No festival Fábrica do Samba, que teve sua primeira edição em fevereiro, a vencedora na categoria de Melhor Intérprete foi Dorinna, com sua voz suave, porém firme.
“Fiquei emocionada com o prêmio. Já que estou há muito tempo nessa estrada. Pena que as gravadoras ainda não reconheceram nosso valor. Elas pensam que mulher não tem voz para cantar samba”, lamenta a cantora, que se prepara para lançar o terceiro disco independente, gravado ao vivo no Teatro Rival BR.
Todas essas histórias estão inscritas num cenário de representações sociais, elaboradas pelo coletivo de um grupo, e têm a marca da tensão, que lhes dá um sentido e busca mantê-la nos limites do suportável.
As representações sociais, enquanto imagens construídas sobre o real, não são necessariamente conscientes. Atravessam, no entanto, a sociedade ou um determinado grupo social, como algo anterior, tradicional, habitual, que se reproduz a partir das estruturas e categorias de pensamento do coletivo ou dos grupos.
Representar um objeto é conferir-lhe o status de um signo, é torná-lo significante logicamente, dominá-lo, tornando-o nosso. O papel feminino tradicional, numa estrutura social como a dos terreiros de samba, tem uma representação muito nítida: tem sido uma forma de identificar a mulher como aquela que deve servir e estar à disposição do homem. Romper com essa percepção é transgredir.
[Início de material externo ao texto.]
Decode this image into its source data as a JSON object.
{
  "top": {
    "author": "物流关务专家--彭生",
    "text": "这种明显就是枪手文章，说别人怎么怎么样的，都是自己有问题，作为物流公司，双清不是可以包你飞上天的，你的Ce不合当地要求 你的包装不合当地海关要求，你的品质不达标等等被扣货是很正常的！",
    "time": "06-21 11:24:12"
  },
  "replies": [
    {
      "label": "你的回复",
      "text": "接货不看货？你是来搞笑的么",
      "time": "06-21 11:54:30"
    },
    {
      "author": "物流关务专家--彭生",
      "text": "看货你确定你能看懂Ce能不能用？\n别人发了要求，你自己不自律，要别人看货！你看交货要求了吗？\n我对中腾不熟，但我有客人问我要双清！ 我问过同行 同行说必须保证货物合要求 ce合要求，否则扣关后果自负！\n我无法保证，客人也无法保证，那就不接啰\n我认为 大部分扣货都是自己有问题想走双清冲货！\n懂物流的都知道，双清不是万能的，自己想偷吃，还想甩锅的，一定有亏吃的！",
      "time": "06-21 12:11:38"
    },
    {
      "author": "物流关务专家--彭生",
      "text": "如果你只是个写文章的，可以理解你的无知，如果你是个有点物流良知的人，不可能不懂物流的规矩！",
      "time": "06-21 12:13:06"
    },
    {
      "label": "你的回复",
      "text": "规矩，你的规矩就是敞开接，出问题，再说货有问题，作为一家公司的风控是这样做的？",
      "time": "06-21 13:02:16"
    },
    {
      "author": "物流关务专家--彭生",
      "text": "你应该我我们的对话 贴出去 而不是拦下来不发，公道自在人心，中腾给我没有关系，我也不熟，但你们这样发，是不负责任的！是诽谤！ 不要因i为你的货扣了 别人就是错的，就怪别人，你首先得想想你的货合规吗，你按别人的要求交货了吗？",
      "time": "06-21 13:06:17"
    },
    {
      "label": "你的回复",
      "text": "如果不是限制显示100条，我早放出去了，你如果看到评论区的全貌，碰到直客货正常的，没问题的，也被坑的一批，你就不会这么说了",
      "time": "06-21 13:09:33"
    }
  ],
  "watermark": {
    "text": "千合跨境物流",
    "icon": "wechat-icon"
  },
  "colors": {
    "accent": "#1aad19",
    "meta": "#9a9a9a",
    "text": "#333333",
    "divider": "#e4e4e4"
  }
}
Mas se as mulheres negras, no samba, estão transgredindo, isto não pode ser estendido para o conjunto de todas as mulheres negras no Brasil.
Avanços nas condições das mulheres de todos os países do mundo não chegam à mulher negra brasileira. Apesar de terem deixado de ser invisíveis, as estatísticas mostram que a concentração feminina negra é maior como empregadas domésticas, secretárias, professoras, vendedoras, balconistas e
enfermeiras . Se nos detivermos na ocupação das compositoras, instrumentistas e cantoras citadas acima, poderemos perceber que se situavam nesses arcos profissionais. Dona Ivone Lara era enfermeira; Teresa Cristina foi vendedora.
Apesar de o censo de 1990 indicar existirem cerca de 30.000 altas executivas, no Brasil, a maioria das mulheres negras não se localiza nestes quadros. Elas ainda precisam lutar pelo acesso a ocupações tidas como “femininas e brancas”. Mesmo com diploma de curso universitário, as mulheres negras são subestimadas e rejeitadas.
Pode-se concluir que além de terem de vencer o preconceito de gênero, as mulheres negras no Brasil ainda devem vencer a barreira étnica.